I was trying to understand the definition of the limit since it's literally the bedrock of Calculus. The typical idea of convergence is that for some limiting value $L$, the value of a function can always be as close to $L$ as we want. The $\epsilon-\delta$ definition states that there can only be a single limiting value (somewhat implicitly). In the case of something like a jump discontinuity, the limit doesn’t exist.
Suppose we have a function $f(x)$ that’s differentiable everywhere and that $\lim_{x\to a}f(x)=L$. Consider the typical setup for this limit but with one addition: for any $\epsilon\gt0$ let $$0\lt\xi\lt\epsilon$$ Note that since $\xi\gt0$, $L\neq L+\xi$. I get that the limit has been defined to only have a single limiting value, but the definition seems to have an ambiguity.
Doesn't the limit converge to both $L$ and $L+\xi$ since we can always choose a $\xi<\epsilon$ in the limiting process?
Best Answer
I don't agree that "The $\varepsilon$−$\delta$ definition states that there can only be a single limiting value (somewhat implicitly)." However we can prove that the limit is unique. Suppose that $L$ and $M$ are both limits of $f$ as $x\to a$. Then for each $\varepsilon$ we can choose a $\delta$ such that both $|f(x)-L|<\varepsilon/2$ and $|f(x)-M|<\varepsilon/2$. By the triangle inequality we now get $|L-M|\leq |f(x)-L|+|f(x)-M|<\varepsilon/2+\varepsilon/2=\varepsilon$. So what we have proved is that the real number $|L-M|$ is less than any $\varepsilon$. The only such real number is $0$ so $|L-M|=0$ and $L=M$.

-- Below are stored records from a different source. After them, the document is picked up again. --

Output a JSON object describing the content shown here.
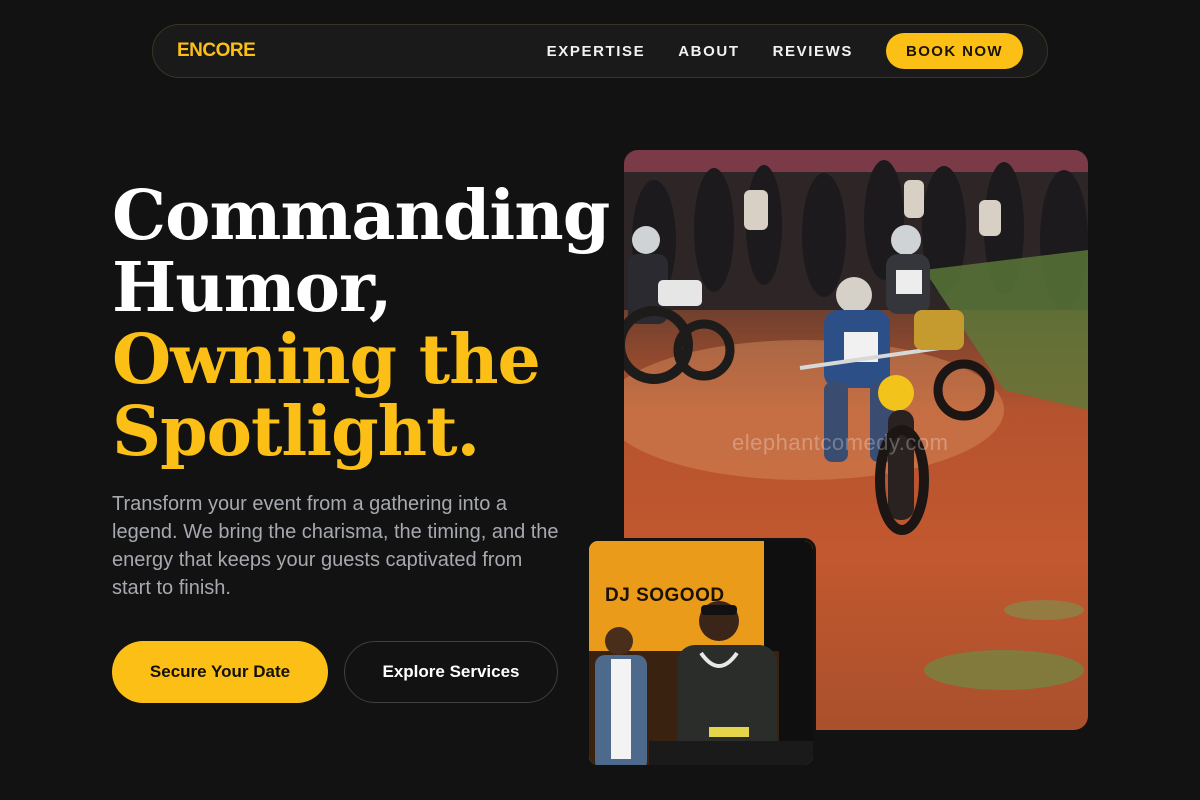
{
  "nav": {
    "logo": "ENCORE",
    "links": [
      "EXPERTISE",
      "ABOUT",
      "REVIEWS"
    ],
    "book_label": "BOOK NOW"
  },
  "hero": {
    "title_line1": "Commanding",
    "title_line2": "Humor,",
    "title_accent1": "Owning the",
    "title_accent2": "Spotlight.",
    "description": "Transform your event from a gathering into a legend. We bring the charisma, the timing, and the energy that keeps your guests captivated from start to finish.",
    "primary_cta": "Secure Your Date",
    "secondary_cta": "Explore Services"
  },
  "images": {
    "main_watermark": "elephantcomedy.com",
    "dj_sign_text": "DJ SOGOOD"
  },
  "colors": {
    "accent": "#fbbf16",
    "background": "#121212",
    "text_muted": "#a7a9b0"
  }
}
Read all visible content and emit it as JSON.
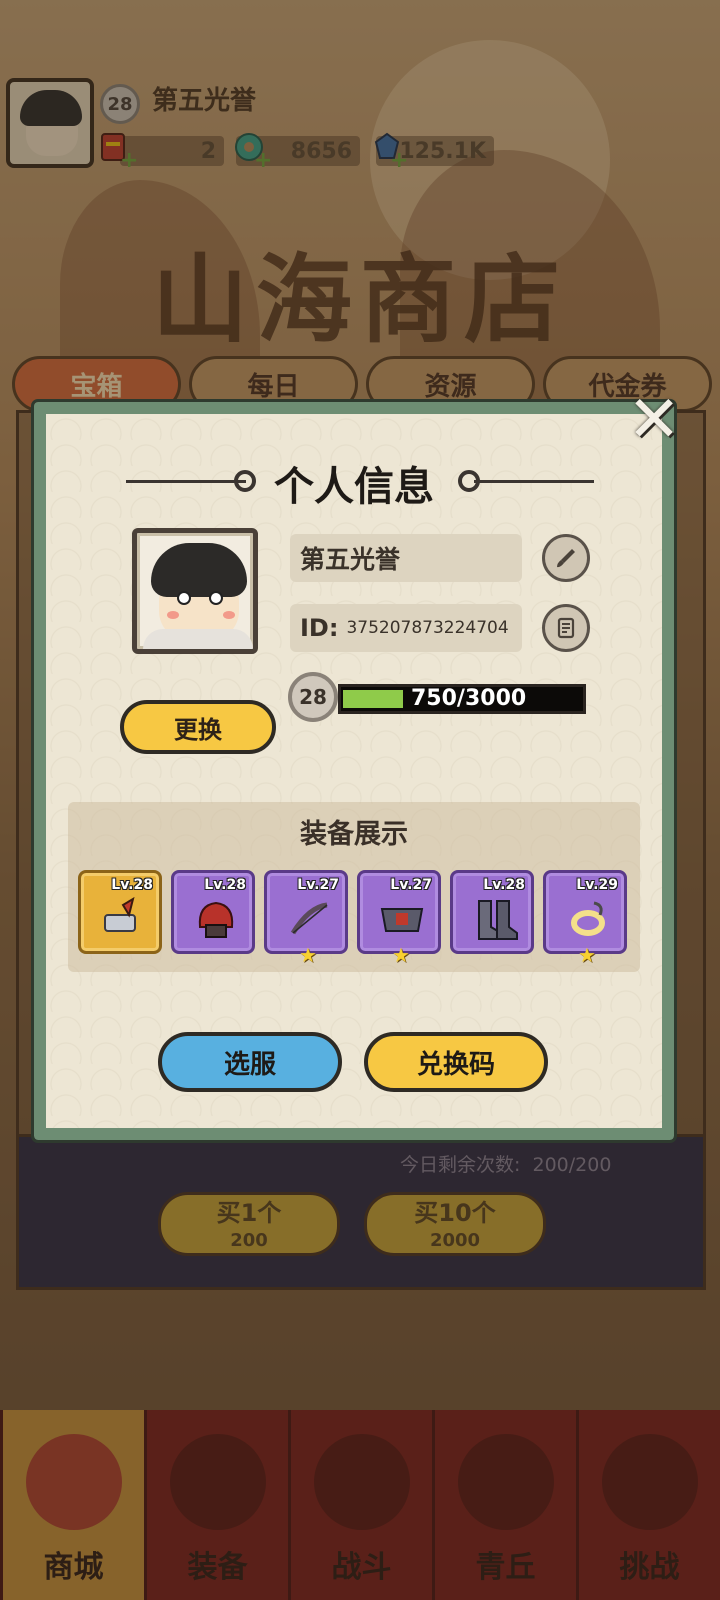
{
  "header": {
    "level": "28",
    "player_name": "第五光誉",
    "resources": [
      {
        "icon": "red-envelope-icon",
        "value": "2"
      },
      {
        "icon": "jade-coin-icon",
        "value": "8656"
      },
      {
        "icon": "blue-crystal-icon",
        "value": "125.1K"
      }
    ]
  },
  "shop": {
    "title": "山海商店",
    "tabs": [
      "宝箱",
      "每日",
      "资源",
      "代金券"
    ],
    "remaining_label": "今日剩余次数:",
    "remaining_value": "200/200",
    "buy_one": {
      "label": "买1个",
      "cost": "200"
    },
    "buy_ten": {
      "label": "买10个",
      "cost": "2000"
    }
  },
  "modal": {
    "title": "个人信息",
    "name": "第五光誉",
    "id_label": "ID:",
    "id_value": "375207873224704",
    "level": "28",
    "xp_text": "750/3000",
    "xp_current": 750,
    "xp_max": 3000,
    "change_button": "更换",
    "equip_title": "装备展示",
    "equipment": [
      {
        "level": "Lv.28",
        "rarity": "gold",
        "icon": "hammer-icon",
        "star": false
      },
      {
        "level": "Lv.28",
        "rarity": "purple",
        "icon": "helmet-icon",
        "star": false
      },
      {
        "level": "Lv.27",
        "rarity": "purple",
        "icon": "bow-icon",
        "star": true
      },
      {
        "level": "Lv.27",
        "rarity": "purple",
        "icon": "belt-icon",
        "star": true
      },
      {
        "level": "Lv.28",
        "rarity": "purple",
        "icon": "boots-icon",
        "star": false
      },
      {
        "level": "Lv.29",
        "rarity": "purple",
        "icon": "ring-icon",
        "star": true
      }
    ],
    "select_server_button": "选服",
    "redeem_code_button": "兑换码"
  },
  "bottom_nav": [
    {
      "label": "商城",
      "icon": "shop-icon",
      "active": true
    },
    {
      "label": "装备",
      "icon": "armor-icon",
      "active": false
    },
    {
      "label": "战斗",
      "icon": "crossed-swords-icon",
      "active": false
    },
    {
      "label": "青丘",
      "icon": "mountain-icon",
      "active": false
    },
    {
      "label": "挑战",
      "icon": "challenge-orb-icon",
      "active": false
    }
  ]
}
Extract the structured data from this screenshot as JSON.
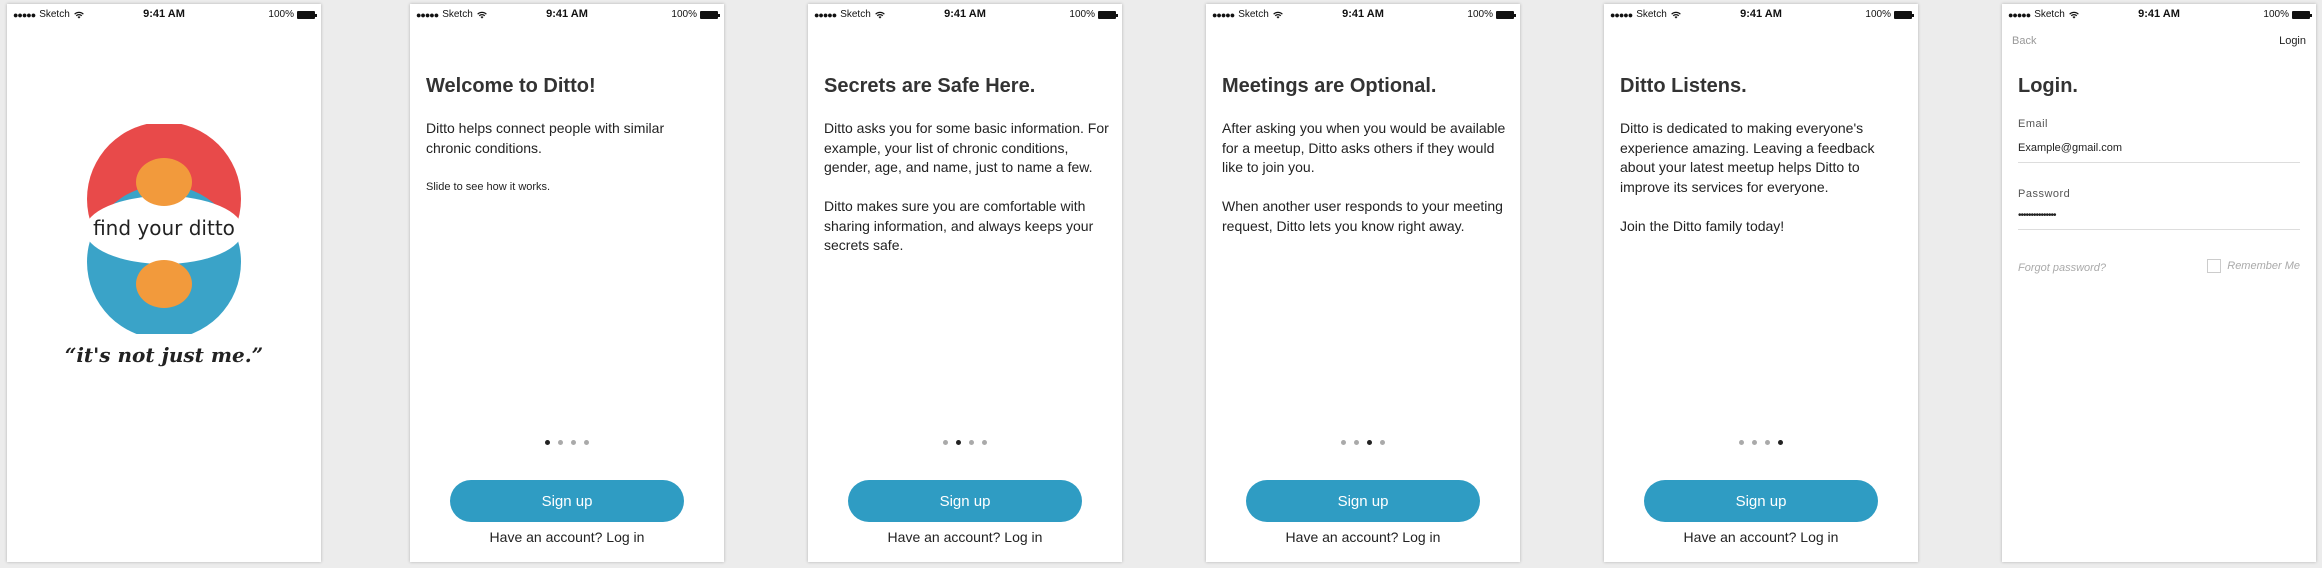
{
  "status_bar": {
    "carrier": "Sketch",
    "time": "9:41 AM",
    "battery": "100%"
  },
  "splash": {
    "logo_text": "find your ditto",
    "tagline": "“it's not just me.”",
    "colors": {
      "top": "#e84a4a",
      "bottom": "#3aa3c8",
      "accent": "#f29a3c"
    }
  },
  "onboarding": [
    {
      "title": "Welcome to Ditto!",
      "paragraphs": [
        "Ditto helps connect people with similar chronic conditions."
      ],
      "note": "Slide to see how it works.",
      "active_dot": 0
    },
    {
      "title": "Secrets are Safe Here.",
      "paragraphs": [
        "Ditto asks you for some basic information. For example, your list of chronic conditions, gender, age, and name, just to name a few.",
        "Ditto makes sure you are comfortable with sharing information, and always keeps your secrets safe."
      ],
      "active_dot": 1
    },
    {
      "title": "Meetings are Optional.",
      "paragraphs": [
        "After asking you when you would be available for a meetup, Ditto asks others if they would like to join you.",
        "When another user responds to your meeting request, Ditto lets you know right away."
      ],
      "active_dot": 2
    },
    {
      "title": "Ditto Listens.",
      "paragraphs": [
        "Ditto is dedicated to making everyone's experience amazing. Leaving a feedback about your latest meetup helps Ditto to improve its services for everyone.",
        "Join the Ditto family today!"
      ],
      "active_dot": 3
    }
  ],
  "signup_label": "Sign up",
  "account_prompt": "Have an account?",
  "login_link": "Log in",
  "login": {
    "back": "Back",
    "nav_login": "Login",
    "title": "Login.",
    "email_label": "Email",
    "email_value": "Example@gmail.com",
    "password_label": "Password",
    "password_value": "•••••••••••••••",
    "forgot": "Forgot password?",
    "remember": "Remember Me"
  },
  "accent_color": "#2f9cc3"
}
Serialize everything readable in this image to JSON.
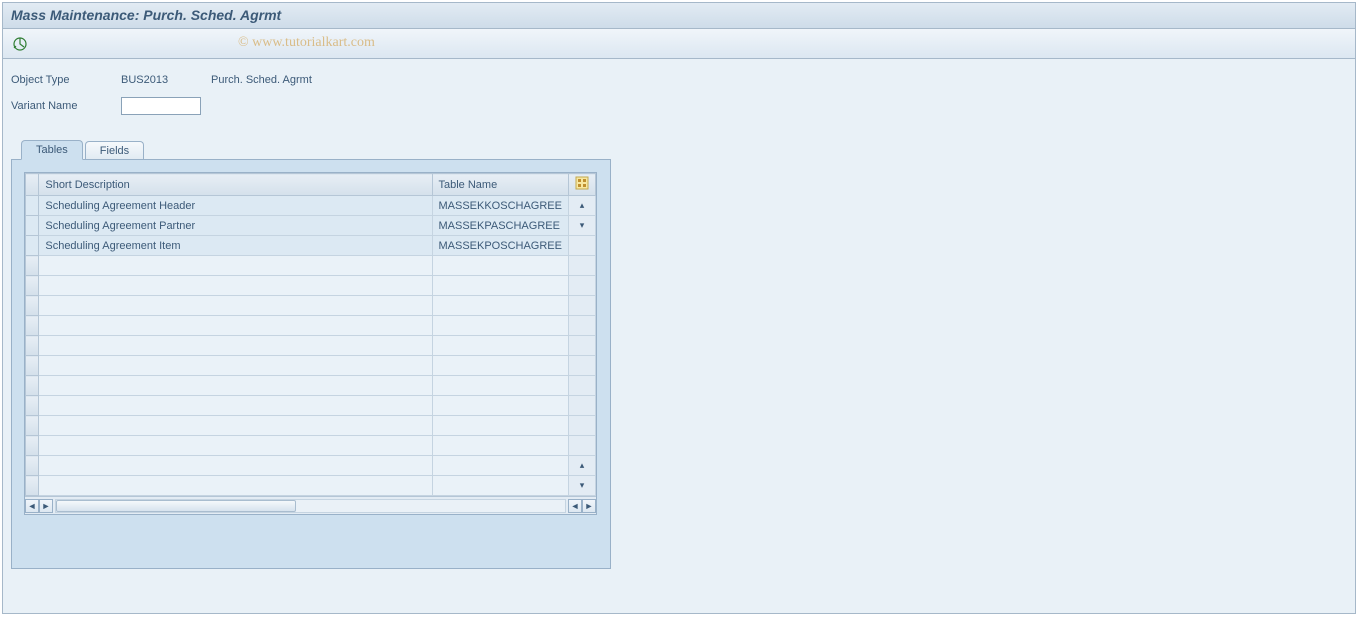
{
  "title": "Mass Maintenance: Purch. Sched. Agrmt",
  "watermark": "© www.tutorialkart.com",
  "fields": {
    "object_type_label": "Object Type",
    "object_type_value": "BUS2013",
    "object_type_desc": "Purch. Sched. Agrmt",
    "variant_name_label": "Variant Name",
    "variant_name_value": ""
  },
  "tabs": {
    "tables": "Tables",
    "fields": "Fields"
  },
  "grid": {
    "columns": {
      "short_description": "Short Description",
      "table_name": "Table Name"
    },
    "rows": [
      {
        "desc": "Scheduling Agreement Header",
        "table": "MASSEKKOSCHAGREE"
      },
      {
        "desc": "Scheduling Agreement Partner",
        "table": "MASSEKPASCHAGREE"
      },
      {
        "desc": "Scheduling Agreement Item",
        "table": "MASSEKPOSCHAGREE"
      }
    ],
    "empty_rows": 12
  }
}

Now, the problem with your proof that $f$ converges to both $L$ and $L+\xi$ is that you are changing the real number after we give you an $\varepsilon$. What I'm trying to say is that for $f$ to approach a real number $L$, you have to specify that $L$ and then choose a $\delta$ such that $|f(x)-L|<\varepsilon$. You cannot keep changing your $L$.
Also, for a limit of a function to exist, it does not need to be differentiable, but only continuous. If it is differentiable however, it is also continuous.